The sale will mark a step that seemed hard to imagine four years ago, when the New York insurer was effectively nationalized as part of a controversial financial-industry bailout. The U.S. will move closer to recognizing a profit on its largest rescue, which included as much as $182 billion of committed aid, and AIG will revert to being mostly nongovernment-owned, fulfilling a priority of Chief Executive Robert Benmosche.
U.S. officials four years ago said the rescue of a teetering AIG was necessary because the company was so entangled with other financial firms around the world via complex instruments that its collapse could have unpredictable effects including possibly bringing down many other firms.
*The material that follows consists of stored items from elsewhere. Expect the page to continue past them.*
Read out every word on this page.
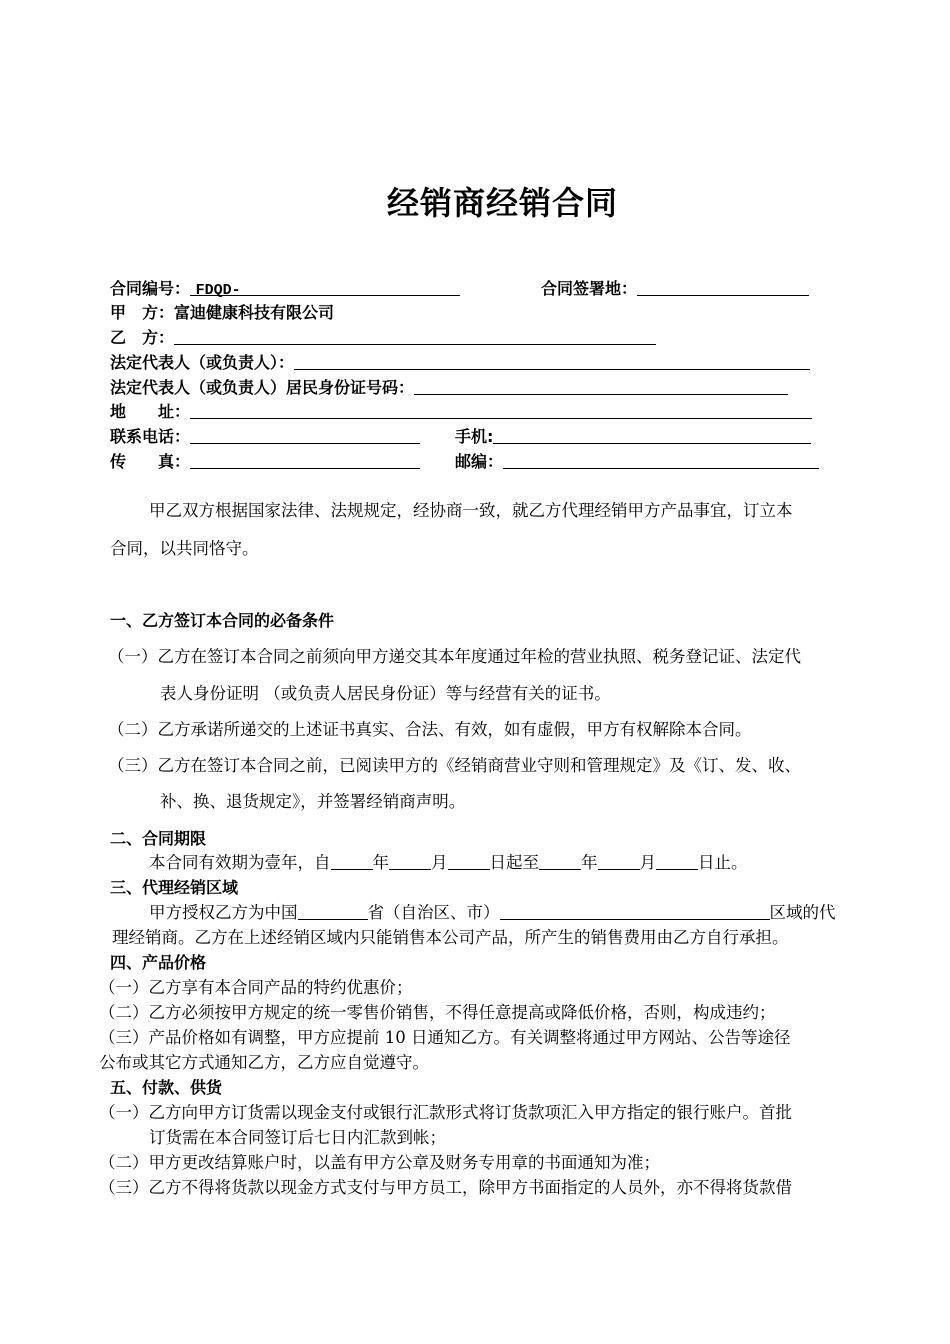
经销商经销合同
合同编号： FDQD-	合同签署地：
甲　方：富迪健康科技有限公司
乙　方：
法定代表人（或负责人）：
法定代表人（或负责人）居民身份证号码：
地　　址：
联系电话：	手机:
传　　真：	邮编：
甲乙双方根据国家法律、法规规定，经协商一致，就乙方代理经销甲方产品事宜，订立本
合同，以共同恪守。
一、乙方签订本合同的必备条件
（一）乙方在签订本合同之前须向甲方递交其本年度通过年检的营业执照、税务登记证、法定代
表人身份证明 （或负责人居民身份证）等与经营有关的证书。
（二）乙方承诺所递交的上述证书真实、合法、有效，如有虚假，甲方有权解除本合同。
（三）乙方在签订本合同之前，已阅读甲方的《经销商营业守则和管理规定》及《订、发、收、
补、换、退货规定》，并签署经销商声明。
二、合同期限
本合同有效期为壹年，自	年	月	日起至	年	月	日止。
三、代理经销区域
甲方授权乙方为中国	省（自治区、市）	区域的代
理经销商。乙方在上述经销区域内只能销售本公司产品，所产生的销售费用由乙方自行承担。
四、产品价格
（一）乙方享有本合同产品的特约优惠价；
（二）乙方必须按甲方规定的统一零售价销售，不得任意提高或降低价格，否则，构成违约；
（三）产品价格如有调整，甲方应提前 10 日通知乙方。有关调整将通过甲方网站、公告等途径
公布或其它方式通知乙方，乙方应自觉遵守。
五、付款、供货
（一）乙方向甲方订货需以现金支付或银行汇款形式将订货款项汇入甲方指定的银行账户。首批
订货需在本合同签订后七日内汇款到帐；
（二）甲方更改结算账户时，以盖有甲方公章及财务专用章的书面通知为准；
（三）乙方不得将货款以现金方式支付与甲方员工，除甲方书面指定的人员外，亦不得将货款借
But the fury spawned by the rapid series of bailouts, typified in some ways by that of AIG, would eventually run wide. The government’s extraordinary intervention in the economy helped seed the tea-party movement on the right. On the left, it helped spawn the Occupy Wall Street movement, which among other things contended the government propped up bankers but did less for struggling homeowners.
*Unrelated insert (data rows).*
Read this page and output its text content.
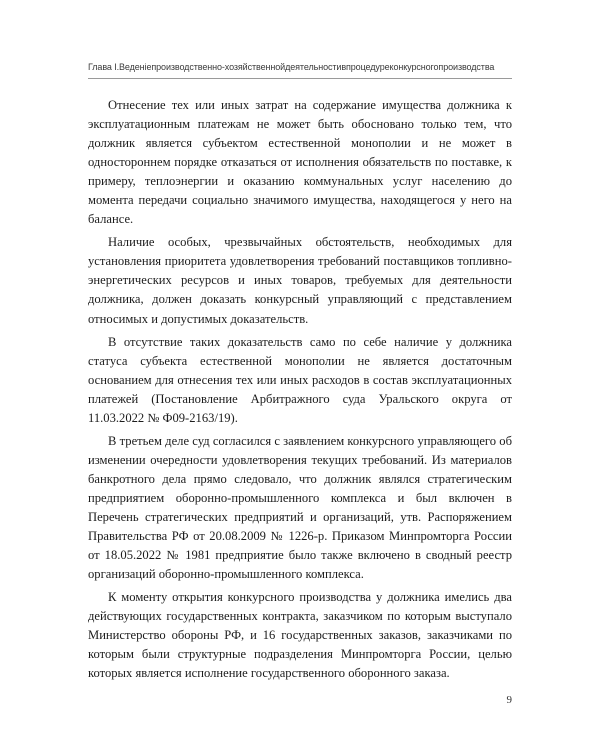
Глава I.Веденieпроизводственно-хозяйственнойдеятельностивпроцедуреконкурсногопроизводства

Отнесение тех или иных затрат на содержание имущества должника к эксплуатационным платежам не может быть обосновано только тем, что должник является субъектом естественной монополии и не может в одностороннем порядке отказаться от исполнения обязательств по поставке, к примеру, теплоэнергии и оказанию коммунальных услуг населению до момента передачи социально значимого имущества, находящегося у него на балансе.

Наличие особых, чрезвычайных обстоятельств, необходимых для установления приоритета удовлетворения требований поставщиков топливно-энергетических ресурсов и иных товаров, требуемых для деятельности должника, должен доказать конкурсный управляющий с представлением относимых и допустимых доказательств.

В отсутствие таких доказательств само по себе наличие у должника статуса субъекта естественной монополии не является достаточным основанием для отнесения тех или иных расходов в состав эксплуатационных платежей (Постановление Арбитражного суда Уральского округа от 11.03.2022 № Ф09-2163/19).

В третьем деле суд согласился с заявлением конкурсного управляющего об изменении очередности удовлетворения текущих требований. Из материалов банкротного дела прямо следовало, что должник являлся стратегическим предприятием оборонно-промышленного комплекса и был включен в Перечень стратегических предприятий и организаций, утв. Распоряжением Правительства РФ от 20.08.2009 № 1226-р. Приказом Минпромторга России от 18.05.2022 № 1981 предприятие было также включено в сводный реестр организаций оборонно-промышленного комплекса.

К моменту открытия конкурсного производства у должника имелись два действующих государственных контракта, заказчиком по которым выступало Министерство обороны РФ, и 16 государственных заказов, заказчиками по которым были структурные подразделения Минпромторга России, целью которых является исполнение государственного оборонного заказа.

9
The Treasury Department held as much as 92% of AIG as recently as early 2011. Currently the government holds 53% of AIG stock. Depending on the pricing, this stock sale could leave the Treasury with as little as 20%.
AIG is in line to repurchase as much as $5 billion of the shares. The stock is up 47% for the year, as a series of government interventions have nursed it back to health. A cynic would look at the entities involved in administering the stock sale – Citigroup, Deutsche Bank, Goldman Sachs and JPMorgan Chase – and remark on how all of THOSE financial institutions benefited from a de facto government rescue, as well as counter-party funds from AIG on credit default swaps, at par. This really allowed AIG to go forward as a company more than anything, as the continual need to pay off the counter-parties would have sunk them. By propping up the banks and paying off AIG’s liabilities, it made this less a “success story” than the natural result of throwing gobs of money down the gullet of a failing company.
Treasury and its supporters will say that the US “made money” on the AIG bailout. This is no more than an accounting trick. The entities buying up the stock purchased it with money handed out by government entities. Even the Wall Street Journal couldn’t bring itself to say more than “the government by one measure (emphasis mine) can consider itself to have recouped the funds it extended on the bailout.”
Basically, we’re seeing an alleged return to normalcy in the financial markets, without meaningful reform of the system outside of a few checks from Dodd-Frank which banks are attempting to slowly dismantle in the regulatory process. The country remains vulnerable to crisis from the big banks, which have only gotten bigger, and remain too big to fail.